Contactless multi-threading designed for real-world thread experts

Question

Contactless multi-threading designed for real-world thread experts

I read the answer that Jon Skeet gave to the question, and in it he mentioned it

As far as I know, multithreading without blocking is intended for real thread experts, of which I'm not the only one.

Not the first time I heard this, but I find very few people talking about how you actually do this, if you are interested in learning how to write loose multithreaded code.

So, my question is, besides learning everything that you can about streams, etc., where you start trying to learn how to specifically write multi-user code without blocking and some good resources.

Greetings

+79

multithreading c # .net lock-free

vdhant Mar 27 '10 at 10:50

source share

6 answers

Joe Duffy Book:

http://www.bluebytesoftware.com/books/winconc/winconc_book_resources.html

He also writes a blog on these topics.

The trick to getting low-lock programs is to understand at the deepest level that the memory model rules are in your particular combination of hardware, operating system, and runtime.
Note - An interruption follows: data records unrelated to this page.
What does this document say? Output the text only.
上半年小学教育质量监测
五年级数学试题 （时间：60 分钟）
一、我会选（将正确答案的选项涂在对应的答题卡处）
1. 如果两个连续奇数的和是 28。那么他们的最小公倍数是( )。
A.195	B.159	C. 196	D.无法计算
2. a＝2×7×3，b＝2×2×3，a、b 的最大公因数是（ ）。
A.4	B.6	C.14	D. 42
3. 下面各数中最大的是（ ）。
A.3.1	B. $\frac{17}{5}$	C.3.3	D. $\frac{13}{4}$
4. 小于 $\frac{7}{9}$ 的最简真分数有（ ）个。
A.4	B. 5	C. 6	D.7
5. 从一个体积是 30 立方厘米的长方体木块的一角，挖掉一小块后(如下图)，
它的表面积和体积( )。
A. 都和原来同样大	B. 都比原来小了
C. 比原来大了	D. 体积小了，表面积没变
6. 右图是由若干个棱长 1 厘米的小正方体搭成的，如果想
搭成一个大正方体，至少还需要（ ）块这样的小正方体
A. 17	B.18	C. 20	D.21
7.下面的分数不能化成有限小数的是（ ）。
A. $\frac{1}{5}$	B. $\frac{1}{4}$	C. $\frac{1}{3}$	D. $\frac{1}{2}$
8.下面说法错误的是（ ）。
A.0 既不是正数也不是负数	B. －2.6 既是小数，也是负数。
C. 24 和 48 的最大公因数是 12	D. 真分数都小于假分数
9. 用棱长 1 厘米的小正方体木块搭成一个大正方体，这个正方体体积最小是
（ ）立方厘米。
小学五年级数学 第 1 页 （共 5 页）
I personally am not smart enough to do the right programming with a low level of lock outside InterlockedIncrement, but if you are great, go for it. Just make sure that you leave most of the documentation in code so that people who are not as smart as you accidentally break one of your memory model invariants and make an error that is impossible to find.

+26

Eric Lippert Mar 27 2018-10-03T00:

source share

Nowadays there is no such thing as a "lock". It was an interesting venue for academia, etc., At the end of the last century, when computer equipment was slow and expensive. Dekker's algorithm has always been my favorite, modern equipment brought him to the pasture. It doesn't work anymore.

Two events ended with this: a growing discrepancy between the speed of RAM and the processor. And the ability of chip manufacturers to put more than one processor core on a chip.

The problem with RAM required chip designers to place a buffer on the CPU chip. The buffer stores code and data quickly accessible by the CPU core. And you can read and write from / to RAM at a much lower speed. This buffer is called the CPU cache; most CPUs have at least two of them. Level 1 cache is small and fast, while the second is large and slow. While the CPU can read data and instructions from the cache of the 1st level, it will work quickly. The disadvantage of the cache is very expensive, it makes the processor sleep 10 whole cycles if the data is not in the 1st cache, as many as 200 cycles if it is not in the second cache, and it must be read from RAM.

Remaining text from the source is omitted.